Se a papisa Thatcher começou uma reformulação do credo em 1980 com privatizações, reformas financeiras e combate ferrenho aos sindicatos, a expansão capitalista para o mundo periférico fez sua parte entre os pobres: conseguiu domesticar nações de infiéis e os colocou no caminho sagrado das leis do mercado. Sem a mundial aceitação dos preceitos bíblicos dos teólogos do monetarismo e seus evangelistas como Lehman Brothers, JPMorgan, AIG e Goldman Sachs e tantos outros apóstolos esses mesmos preceitos não poderiam ter se tornado dogmas tão sólidos e cativantes. Mas basta um país questionar para que o credo possa perder fieis e cifras, por isso torna-se tão perigosa nossa vizinha bruxa, com sua capacidade de seduzir para limitar o ímpeto dos lucros financeiros e royalties. Mau exemplo.
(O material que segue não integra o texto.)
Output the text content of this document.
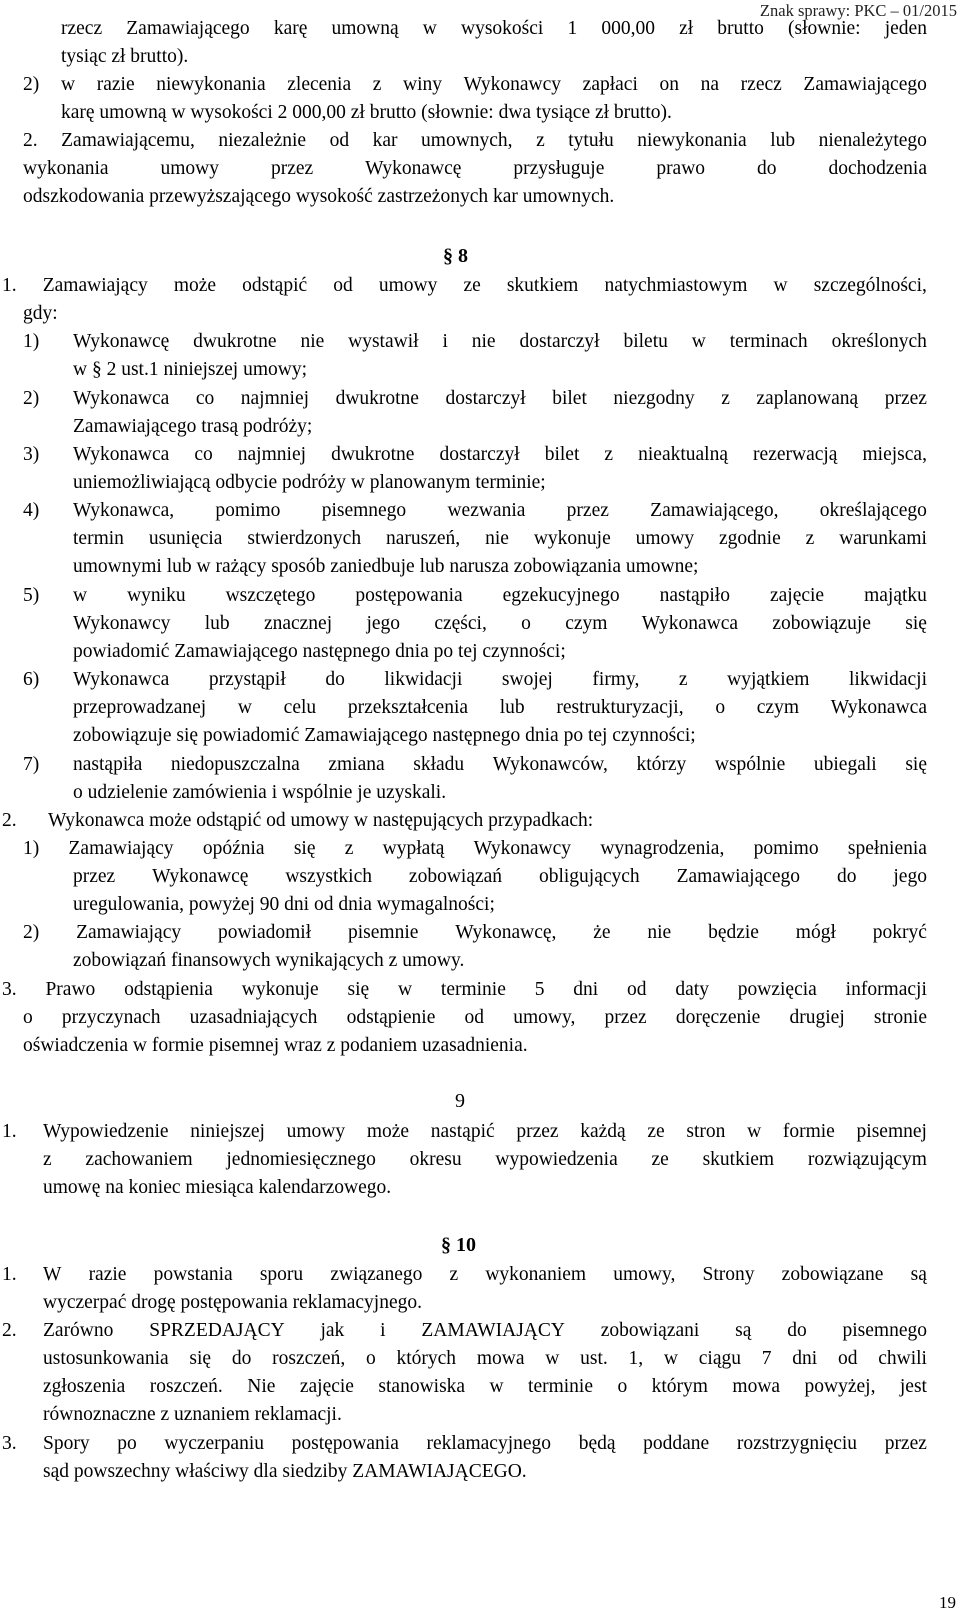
Znak sprawy: PKC – 01/2015
rzecz Zamawiającego karę umowną w wysokości 1 000,00 zł brutto (słownie: jeden
tysiąc zł brutto).
2) w razie niewykonania zlecenia z winy Wykonawcy zapłaci on na rzecz Zamawiającego
karę umowną w wysokości 2 000,00 zł brutto (słownie: dwa tysiące zł brutto).
2. Zamawiającemu, niezależnie od kar umownych, z tytułu niewykonania lub nienależytego
wykonania	umowy	przez	Wykonawcę	przysługuje	prawo	do	dochodzenia
odszkodowania przewyższającego wysokość zastrzeżonych kar umownych.
§ 8
1. Zamawiający może odstąpić od umowy ze skutkiem natychmiastowym w szczególności,
gdy:
1) Wykonawcę dwukrotne nie wystawił i nie dostarczył biletu w terminach określonych
w § 2 ust.1 niniejszej umowy;
2) Wykonawca co najmniej dwukrotne dostarczył bilet niezgodny z zaplanowaną przez
Zamawiającego trasą podróży;
3) Wykonawca co najmniej dwukrotne dostarczył bilet z nieaktualną rezerwacją miejsca,
uniemożliwiającą odbycie podróży w planowanym terminie;
4) Wykonawca, pomimo pisemnego wezwania przez Zamawiającego, określającego
termin usunięcia stwierdzonych naruszeń, nie wykonuje umowy zgodnie z warunkami
umownymi lub w rażący sposób zaniedbuje lub narusza zobowiązania umowne;
5) w wyniku wszczętego postępowania egzekucyjnego nastąpiło zajęcie majątku
Wykonawcy lub znacznej jego części, o czym Wykonawca zobowiązuje się
powiadomić Zamawiającego następnego dnia po tej czynności;
6) Wykonawca przystąpił do likwidacji swojej firmy, z wyjątkiem likwidacji
przeprowadzanej w celu przekształcenia lub restrukturyzacji, o czym Wykonawca
zobowiązuje się powiadomić Zamawiającego następnego dnia po tej czynności;
7) nastąpiła niedopuszczalna zmiana składu Wykonawców, którzy wspólnie ubiegali się
o udzielenie zamówienia i wspólnie je uzyskali.
2. Wykonawca może odstąpić od umowy w następujących przypadkach:
1) Zamawiający opóźnia się z wypłatą Wykonawcy wynagrodzenia, pomimo spełnienia
przez Wykonawcę wszystkich zobowiązań obligujących Zamawiającego do jego
uregulowania, powyżej 90 dni od dnia wymagalności;
2) Zamawiający powiadomił pisemnie Wykonawcę, że nie będzie mógł pokryć
zobowiązań finansowych wynikających z umowy.
3. Prawo odstąpienia wykonuje się w terminie 5 dni od daty powzięcia informacji
o przyczynach uzasadniających odstąpienie od umowy, przez doręczenie drugiej stronie
oświadczenia w formie pisemnej wraz z podaniem uzasadnienia.
9
1. Wypowiedzenie niniejszej umowy może nastąpić przez każdą ze stron w formie pisemnej
z zachowaniem jednomiesięcznego okresu wypowiedzenia ze skutkiem rozwiązującym
umowę na koniec miesiąca kalendarzowego.
§ 10
1. W razie powstania sporu związanego z wykonaniem umowy, Strony zobowiązane są
wyczerpać drogę postępowania reklamacyjnego.
2. Zarówno SPRZEDAJĄCY jak i ZAMAWIAJĄCY zobowiązani są do pisemnego
ustosunkowania się do roszczeń, o których mowa w ust. 1, w ciągu 7 dni od chwili
zgłoszenia roszczeń. Nie zajęcie stanowiska w terminie o którym mowa powyżej, jest
równoznaczne z uznaniem reklamacji.
3. Spory po wyczerpaniu postępowania reklamacyjnego będą poddane rozstrzygnięciu przez
sąd powszechny właściwy dla siedziby ZAMAWIAJĄCEGO.
19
Agora, Cristina em sua atitude de herege passara pelo rigoroso julgamento da inquisição acusada de bruxaria contra o mercado; tal qual mulheres que padeciam na fogueira na idade média. Seu maior erro: ela colocou o Estado à frente do mercado – pecado capital do mundo econômico. Pior, ao estatizar a YPF fez o que todos temem, questionou o poder da propriedade privada – encarnação sacramentada da religião mercantil ao qual devemos adorar. Todos os fiéis devem reagir, desviar o dinheiro daquele país, escandalizar-se, polemizar, acusar sua culpa...

Pois eu nunca vi na história tanta gente apedrejar uma presidenta travestida de bruxa enquanto ajoelham-se aos símbolos sagrados do capitalismo.